While the Alcoholic Drinks Control Act (Cap 121) of 2010 provides a solid legal framework, enforcement remains fragmented.

The industry lobby noted that NACADA’s coordination role needs strengthening, while county governments and the National Police Service require greater capacity support.

Anti-Counterfeit Authority (ACA) Chief Executive Robi King’a pointed to porous borders as a major enabler of the illicit trade.

He identified key entry points, including Isibania, Shimoni, Busia, Mbale, Malaba, Lwakhakha, Namanga, Lunga Lunga and Moyale, which are frequently used to smuggle finished spirits and ethanol into the country.

Dr King’a also highlighted weak inter-agency coordination as a major challenge, citing the absence of a clear statutory framework with performance indicators, dedicated funding, and joint reporting structures. This, he said, hampers cooperation among key institutions including KRA, KEBS, ACA, NACADA, the Government Chemist, the Kenya Sugar Board, the Directorate of Criminal Investigations (DCI), the Office of the Director of Public Prosecutions (ODPP), and county governments.

“I urge this Committee to consider enacting a Multi-Agency Committee on Illicit Trade Act, or amending the Anti-Counterfeit Act, to establish a permanent inter-agency body anchored in law,” Dr King’a said.

Dagoretti North MP Beatrice Elachi, a committee member, urged urgency in implementing specific interventions on the ground, particularly in Uasin Gishu County, which is central to the petitioner’s concerns.

“You have presented your recommendations, but the petition raises specific concerns about illicit brews in Uasin Gishu. What concrete actions are you taking to resolve this?” she posed.

In response, King’a said the Authority has an operational office in Eldoret and has rolled out a rapid results initiative targeting the region.

“Within the next two months, we aim to decisively tackle the illegal alcohol problem in collaboration with non-governmental actors, national government officials, county commissioners and local administrators,” he said.

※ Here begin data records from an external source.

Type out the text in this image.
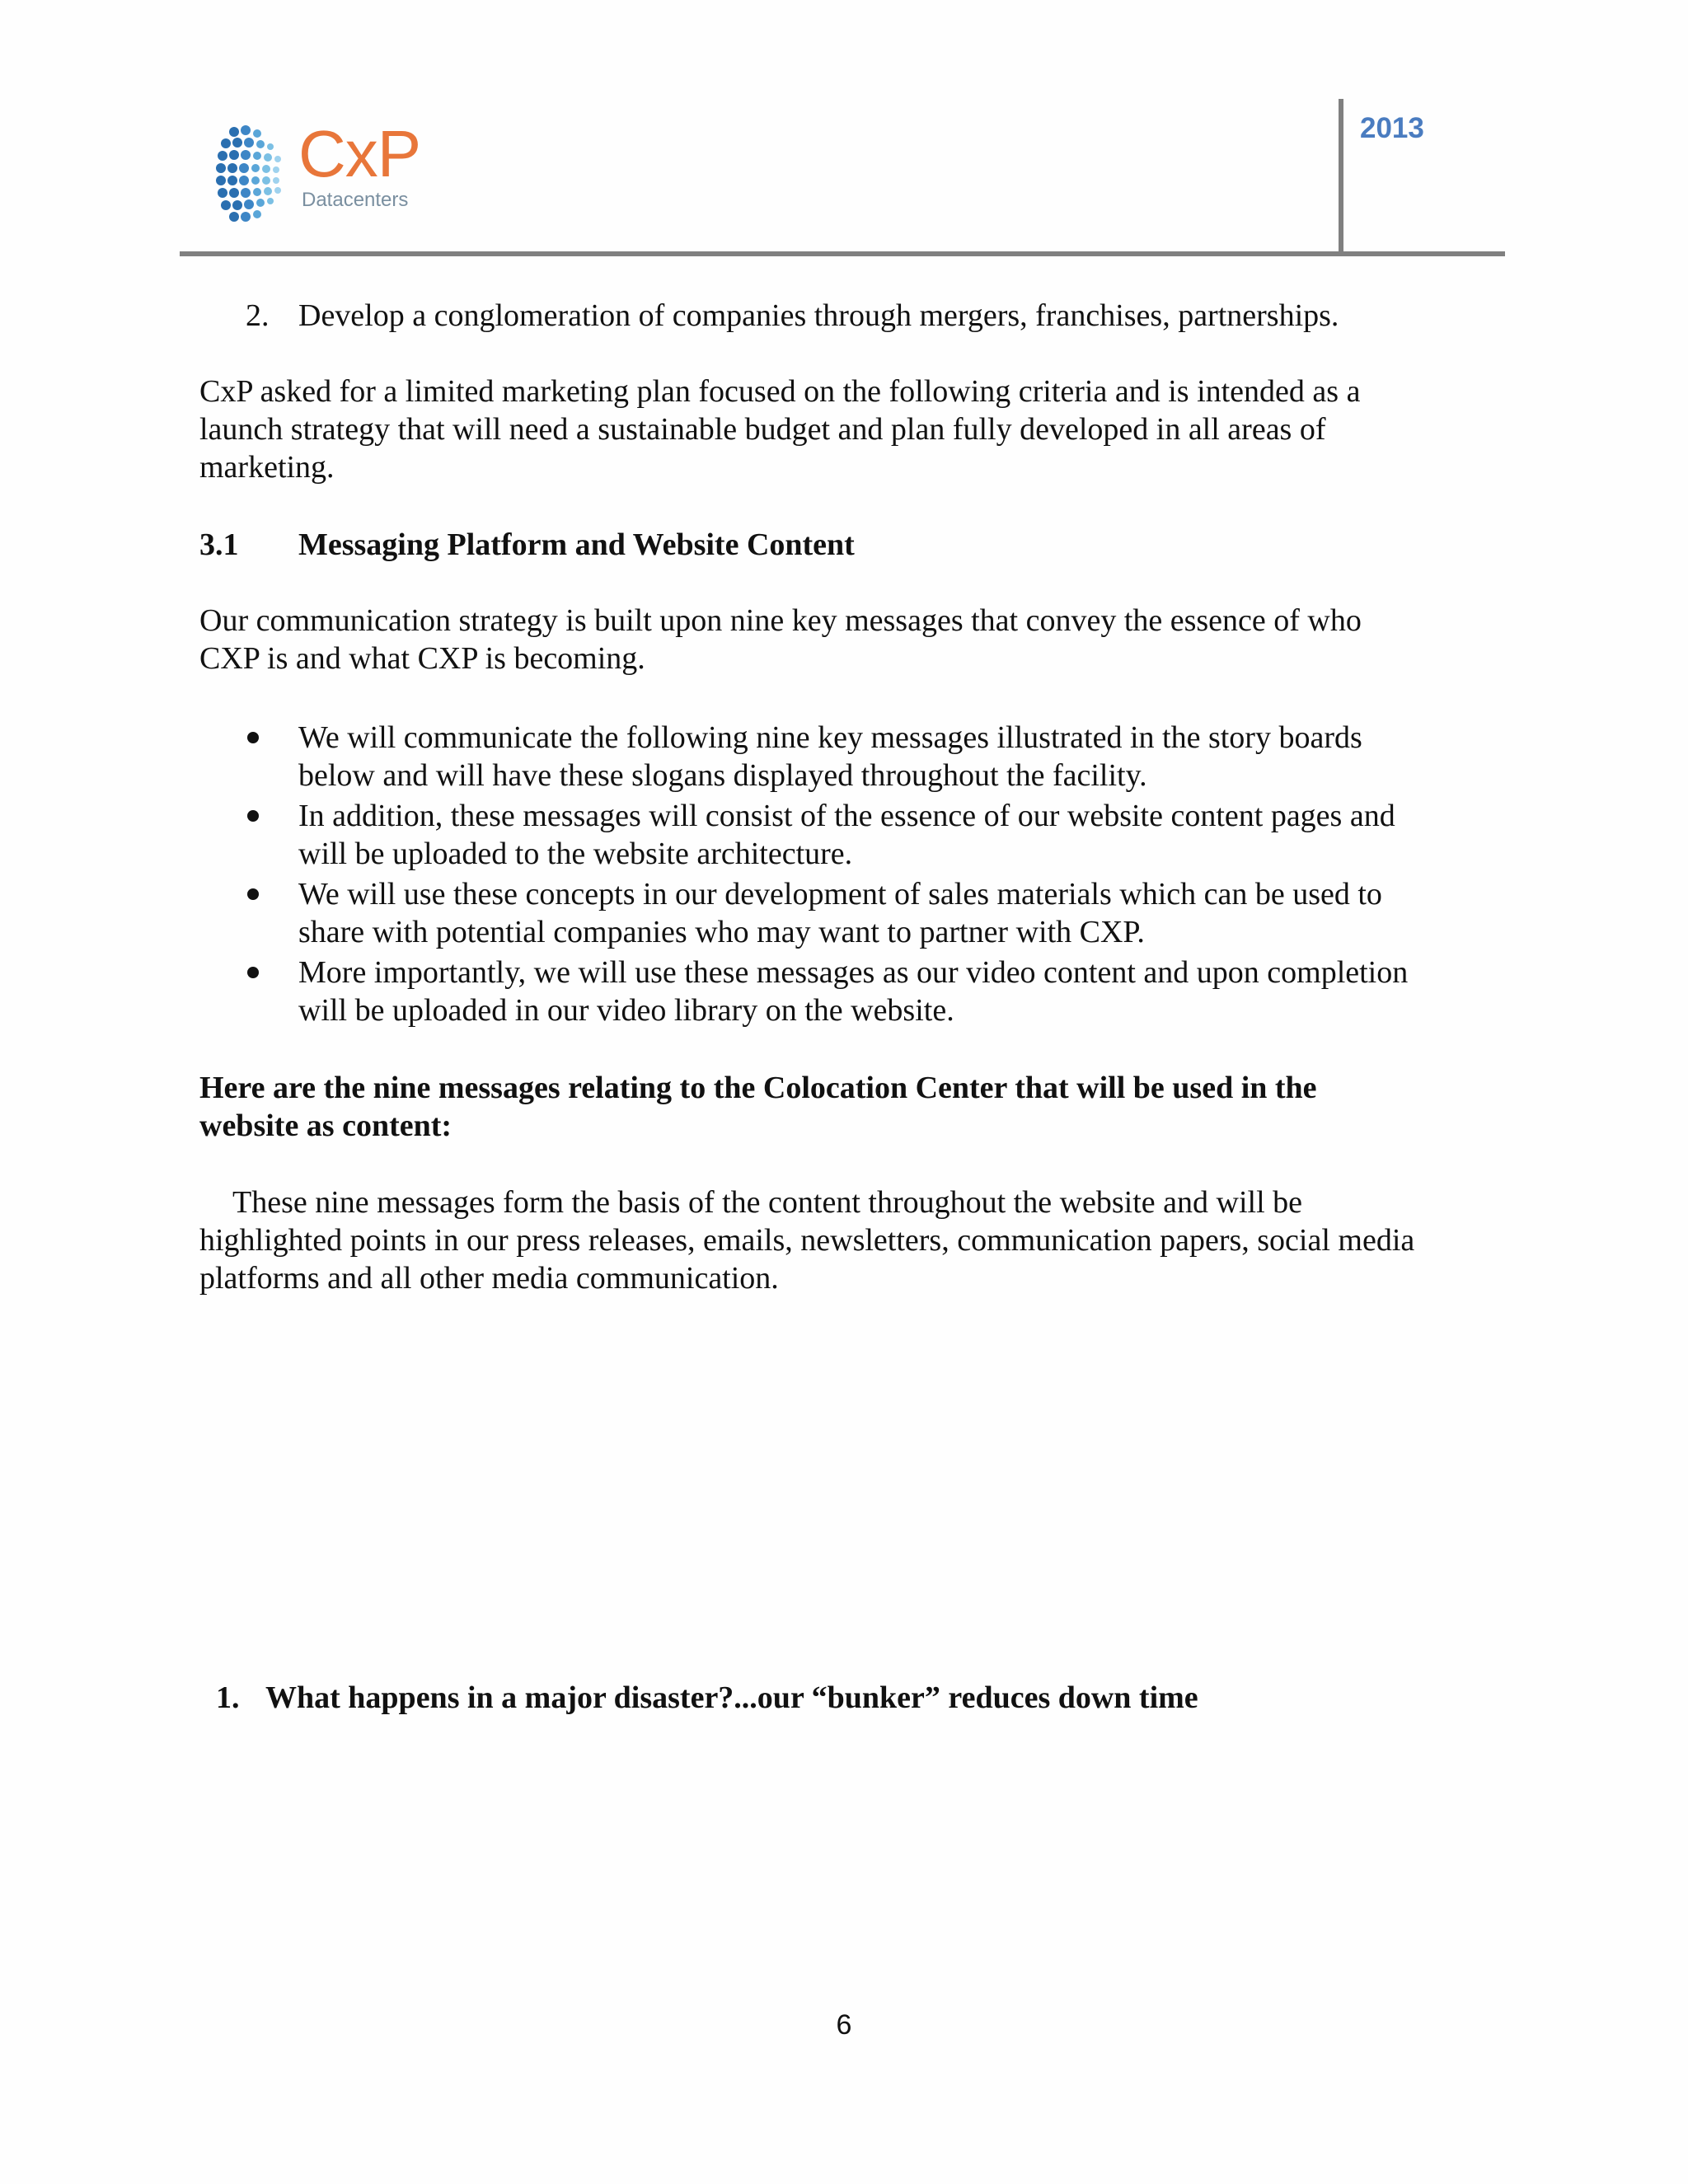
CxP
Datacenters
2013
2. Develop a conglomeration of companies through mergers, franchises, partnerships.
CxP asked for a limited marketing plan focused on the following criteria and is intended as a
launch strategy that will need a sustainable budget and plan fully developed in all areas of
marketing.
3.1 Messaging Platform and Website Content
Our communication strategy is built upon nine key messages that convey the essence of who
CXP is and what CXP is becoming.
We will communicate the following nine key messages illustrated in the story boards
below and will have these slogans displayed throughout the facility.
In addition, these messages will consist of the essence of our website content pages and
will be uploaded to the website architecture.
We will use these concepts in our development of sales materials which can be used to
share with potential companies who may want to partner with CXP.
More importantly, we will use these messages as our video content and upon completion
will be uploaded in our video library on the website.
Here are the nine messages relating to the Colocation Center that will be used in the
website as content:
These nine messages form the basis of the content throughout the website and will be
highlighted points in our press releases, emails, newsletters, communication papers, social media
platforms and all other media communication.
1. What happens in a major disaster?...our “bunker” reduces down time
6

He added that the Authority is also scaling up public awareness campaigns on counterfeit goods.

“Over the past three months, we have conducted intensive outreach in Nakuru, Bungoma and Kakamega. Our next focus area will be Uasin Gishu,” he noted.

Political goodwill

King’a further explained that Kenya’s illicit alcohol economy takes four main overlapping forms. The first is counterfeit and illicit-brand alcohol, involving fake imitations of legitimate products, including refilling original bottles, falsifying labels, tampering with seals and digital tax stamps, and cloning established brands.

The second is contraband and smuggled alcohol, branded products illegally imported into the country without payment of duties, often intercepted through joint operations with the Kenya Revenue Authority (KRA) and KEBS at borders, ports and one-stop border posts.

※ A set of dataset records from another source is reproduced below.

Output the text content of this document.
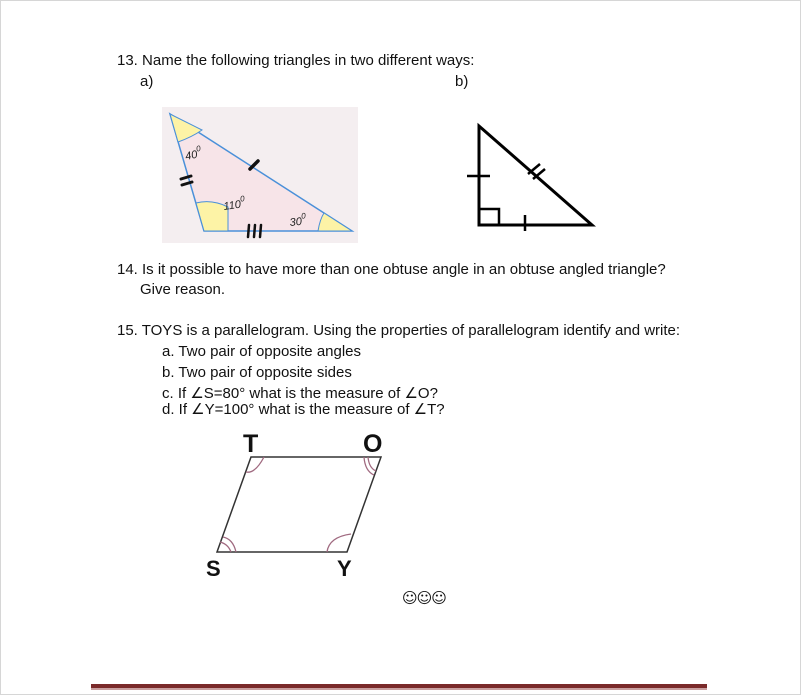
13. Name the following triangles in two different ways:
a)	b)
$40^0$
$110^0$
$30^0$
14. Is it possible to have more than one obtuse angle in an obtuse angled triangle?
Give reason.
15. TOYS is a parallelogram. Using the properties of parallelogram identify and write:
a. Two pair of opposite angles
b. Two pair of opposite sides
c. If ∠S=80° what is the measure of ∠O?
d. If ∠Y=100° what is the measure of ∠T?
T	O
S	Y
☺☺☺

The third category is tax-leaked alcohol, where legally produced drinks evade excise duty, including under-declared production from licensed manufacturers.

This falls mainly under KRA’s mandate, but also involves the Authority when such products are repackaged or refilled into counterfeit bottles.

He also cited illicit artisanal and adulterated brews, including unregulated commercial production of traditional alcohol such as chang’aa, kumi-kumi and kangara, as well as back-yard distillation. Some of these products are reportedly laced with industrial methanol, formalin or pesticides, posing serious health risks.

Committee Chairperson Muchangi Karemba emphasised the need for political goodwill, noting that sustained commitment from leaders is critical in addressing the illicit alcohol crisis.